In 1979, Jimmy Carter was having none of Nicaraguan President Anastasio Somoza's Miami retirement plans as the Sandinista rebels take Nicaraguan capital.

In 1981, 114 people died in the lobby of the Kansas City Hyatt Regency Hotel. A pair of walkways above the lobby collapsed during a dance.

In 1985, Bank of America, the United States second largest banking company, reported a second-quarter loss of $338 million. Maybe the government should have fixed that.

In 1986, the largest filing for bankruptcy in the history of the United States occurred when the LTV Corporation asked for court protection from debts of more than $4 billion. $3 billion of it was retiree benefits that LTV just cutoff . This act led to the Retiree Benefit Bankruptcy Protection act of 1988 that did little to protect retiree's pension and nothing to protect their healthcare. Later during the Shrub era when Congress passed a bill to protect corporations from individuals, corporations were still free to pull the same crap and get this, LTV Corporation screwed the workers again. And if that's not enough for you, in this good old shadow welfare state we live in, LTV is still in business.

In 1996, 230 people died aboard TWA Flight 800. Shortly after leaving John F. Kennedy International Airport, the Boeing 747 bound for Paris, exploded and crashed off Long Island, N.Y.

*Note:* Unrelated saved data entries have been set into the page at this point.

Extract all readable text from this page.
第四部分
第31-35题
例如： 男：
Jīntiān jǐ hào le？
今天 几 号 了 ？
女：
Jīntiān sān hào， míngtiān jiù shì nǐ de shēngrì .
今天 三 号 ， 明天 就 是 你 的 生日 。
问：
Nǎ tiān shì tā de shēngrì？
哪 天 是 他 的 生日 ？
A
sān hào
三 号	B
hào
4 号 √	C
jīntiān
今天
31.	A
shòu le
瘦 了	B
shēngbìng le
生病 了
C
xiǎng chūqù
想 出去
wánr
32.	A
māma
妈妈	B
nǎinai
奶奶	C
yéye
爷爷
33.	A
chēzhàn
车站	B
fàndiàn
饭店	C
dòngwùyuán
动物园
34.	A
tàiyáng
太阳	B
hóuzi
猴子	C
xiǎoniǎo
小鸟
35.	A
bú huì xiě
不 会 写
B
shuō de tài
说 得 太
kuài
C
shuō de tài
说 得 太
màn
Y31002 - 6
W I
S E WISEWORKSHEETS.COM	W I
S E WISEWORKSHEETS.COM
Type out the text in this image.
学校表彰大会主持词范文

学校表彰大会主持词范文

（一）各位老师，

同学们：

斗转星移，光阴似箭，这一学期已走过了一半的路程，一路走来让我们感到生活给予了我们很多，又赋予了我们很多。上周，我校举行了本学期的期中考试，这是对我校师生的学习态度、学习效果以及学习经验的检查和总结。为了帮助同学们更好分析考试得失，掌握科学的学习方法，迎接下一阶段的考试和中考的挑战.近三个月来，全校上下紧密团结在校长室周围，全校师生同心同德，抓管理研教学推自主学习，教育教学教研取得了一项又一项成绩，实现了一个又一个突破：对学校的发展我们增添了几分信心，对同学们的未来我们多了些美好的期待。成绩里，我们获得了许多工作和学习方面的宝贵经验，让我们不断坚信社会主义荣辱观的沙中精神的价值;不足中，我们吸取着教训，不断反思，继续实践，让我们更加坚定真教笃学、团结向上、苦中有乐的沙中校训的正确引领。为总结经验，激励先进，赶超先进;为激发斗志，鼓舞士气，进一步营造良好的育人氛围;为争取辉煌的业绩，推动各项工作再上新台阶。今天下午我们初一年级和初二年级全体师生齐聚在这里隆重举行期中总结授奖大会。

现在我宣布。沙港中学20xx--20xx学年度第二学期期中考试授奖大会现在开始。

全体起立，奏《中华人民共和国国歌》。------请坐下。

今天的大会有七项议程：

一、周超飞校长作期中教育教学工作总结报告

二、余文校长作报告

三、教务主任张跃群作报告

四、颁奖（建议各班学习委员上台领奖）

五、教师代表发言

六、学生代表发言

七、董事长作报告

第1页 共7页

In 1997, the last day of the Five and Dime. Woolworth Corp. closed its last 400 stores and laid off 9,200 employees.

On this day in 1998, Russia buries Tsar Nicholas II and family, 80 years after they died. Russia's Nicholas II, his wife, their five children, their doctor, cook, valet, maid and even the family dog were executed by the Bolsheviks. They must have been afraid that someday the dog would seek revenge or reclaim the throne. The youngest human to die was the thirteen year old son of Nicholas and Alexandra, Alexei Nikolaevich.

Five years ago today: Arnold Schwarzenegger used the term "girlie men" to describe California Democrats and called upon voters to "terminate" them at the polls in November if they don't pass his $103 billion budget.

One year ago today: With signs that the record salmonella outbreak, while not over, may finally be slowing, the FDA lifted its warning on tomatoes. Hot peppers were still a no no. And if that leaves a bad taste in your mouth, George W. Bush and Iraqi Prime Minister Nouri al-Maliki held a secure video conference during which they agreed to set a "general time horizon" for bringing more U.S. troops home from the Iraq war.